The other dozen or so faces had closed in a little; he became aware that the conversation had a poised, tentative feel. The unspoken query in the air became as unmistakable to him as a shout. Deciding that it was no business of his to resolve it, he threw the onus on Sandy by the simple means of asking to go and wash. As he crossed the landing, he heard Sandy’s voice on a rising note: “… my dear,
right
across the ward in the middle of the teaching round, as bold as brass, no possible error, it made me feel quite shy. Goodness
knows
why he won’t drop a hairpin now, the silly boy.”
Returning, Laurie began to take in the room. It contained a big white-painted cupboard (the toy cupboard, he thought at once) and an old-fashioned nannie’s rocking chair.
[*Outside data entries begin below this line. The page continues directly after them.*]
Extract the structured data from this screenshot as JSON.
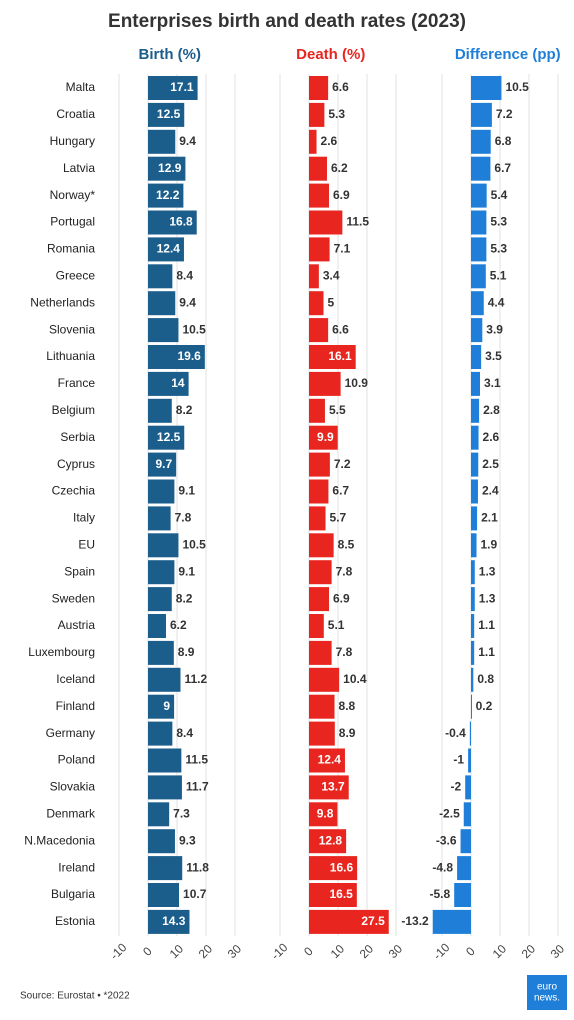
{
  "chart_data": {
    "type": "bar",
    "orientation": "horizontal",
    "title": "Enterprises birth and death rates (2023)",
    "source": "Source: Eurostat • *2022",
    "logo": [
      "euro",
      "news."
    ],
    "categories": [
      "Malta",
      "Croatia",
      "Hungary",
      "Latvia",
      "Norway*",
      "Portugal",
      "Romania",
      "Greece",
      "Netherlands",
      "Slovenia",
      "Lithuania",
      "France",
      "Belgium",
      "Serbia",
      "Cyprus",
      "Czechia",
      "Italy",
      "EU",
      "Spain",
      "Sweden",
      "Austria",
      "Luxembourg",
      "Iceland",
      "Finland",
      "Germany",
      "Poland",
      "Slovakia",
      "Denmark",
      "N.Macedonia",
      "Ireland",
      "Bulgaria",
      "Estonia"
    ],
    "series": [
      {
        "name": "Birth (%)",
        "color": "#1b5e8c",
        "values": [
          17.1,
          12.5,
          9.4,
          12.9,
          12.2,
          16.8,
          12.4,
          8.4,
          9.4,
          10.5,
          19.6,
          14,
          8.2,
          12.5,
          9.7,
          9.1,
          7.8,
          10.5,
          9.1,
          8.2,
          6.2,
          8.9,
          11.2,
          9,
          8.4,
          11.5,
          11.7,
          7.3,
          9.3,
          11.8,
          10.7,
          14.3
        ]
      },
      {
        "name": "Death (%)",
        "color": "#e8261f",
        "values": [
          6.6,
          5.3,
          2.6,
          6.2,
          6.9,
          11.5,
          7.1,
          3.4,
          5,
          6.6,
          16.1,
          10.9,
          5.5,
          9.9,
          7.2,
          6.7,
          5.7,
          8.5,
          7.8,
          6.9,
          5.1,
          7.8,
          10.4,
          8.8,
          8.9,
          12.4,
          13.7,
          9.8,
          12.8,
          16.6,
          16.5,
          27.5
        ]
      },
      {
        "name": "Difference (pp)",
        "color": "#1f7fd8",
        "values": [
          10.5,
          7.2,
          6.8,
          6.7,
          5.4,
          5.3,
          5.3,
          5.1,
          4.4,
          3.9,
          3.5,
          3.1,
          2.8,
          2.6,
          2.5,
          2.4,
          2.1,
          1.9,
          1.3,
          1.3,
          1.1,
          1.1,
          0.8,
          0.2,
          -0.4,
          -1,
          -2,
          -2.5,
          -3.6,
          -4.8,
          -5.8,
          -13.2
        ]
      }
    ],
    "xlim": [
      -15,
      30
    ],
    "xticks": [
      -10,
      0,
      10,
      20,
      30
    ],
    "grid": true
  }
}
There were also two divans covered with hessian and strewn with bright cotton cushions; a couple of modern Swedish chairs; one or two charming little pieces in old walnut; various poufs; a wooden black boy holding an ashtray; and a crayon drawing, literal and earnestly dull, of a young sailor’s head. Across the lower half of the big windows, rusty but still thick and strong, the nursery bars remained protectively fixed.
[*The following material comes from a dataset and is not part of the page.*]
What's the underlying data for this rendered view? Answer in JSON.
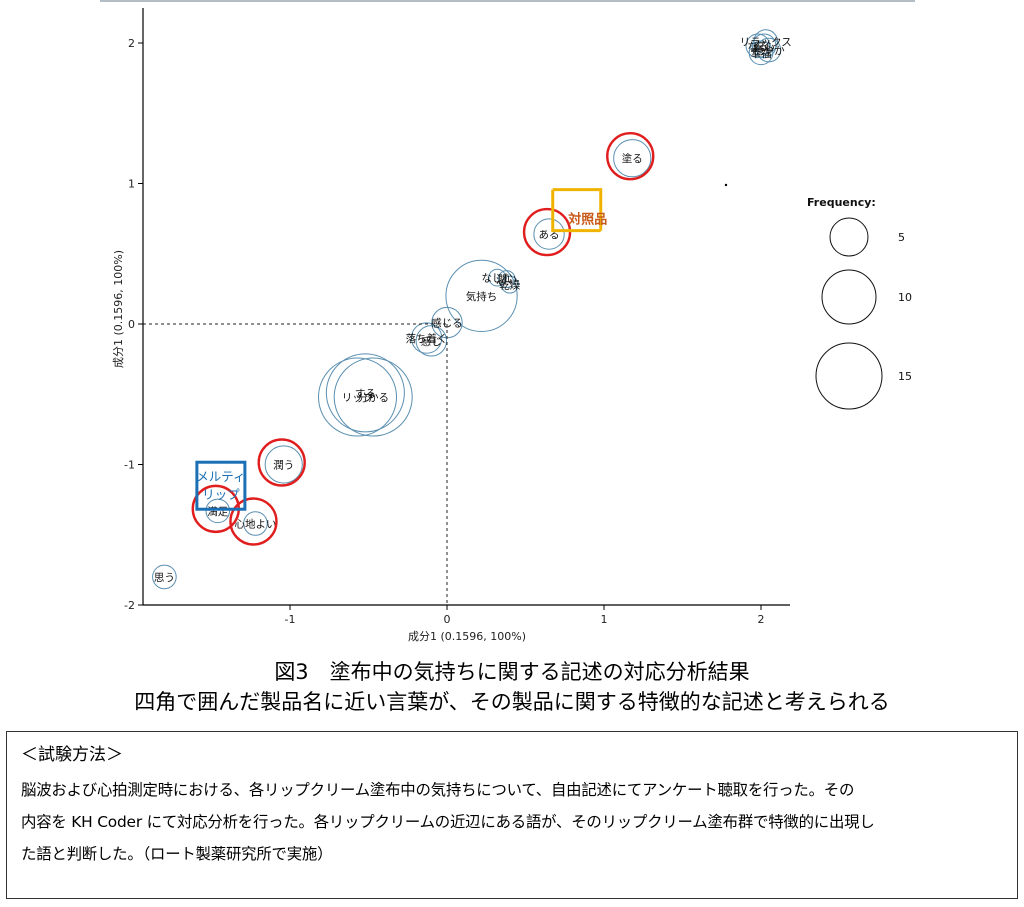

He had heard, as he came in from the doorway, the conversation swerve awkwardly. He was acutely conscious of his limp, of the lowness of the divans and poufs which would exhibit his stiff knee when he sat and when he rose. He recognized Sandy’s changed voice which he had heard from the landing: it was the voice of Charles’s friends. Suddenly he imagined Lanyon frisking in and speaking like that. With a trapped feeling he saw Alec coming up carrying a whisky and soda.
“I believe it’s your birthday? Many happy returns.”
“Thank you. Do sit down; try this one.” It was one of the Swedish chairs, with helpful arms. Alec poised himself on the edge of a table and said, “You’re a friend of Ralph’s, I hear.”
“Well, I can’t honestly claim that. He was Head of the School when I was in the fifths, and we’ve never even met since he left. If he remembers me at all it’ll only be because he’s got a good memory for faces; or used to have.”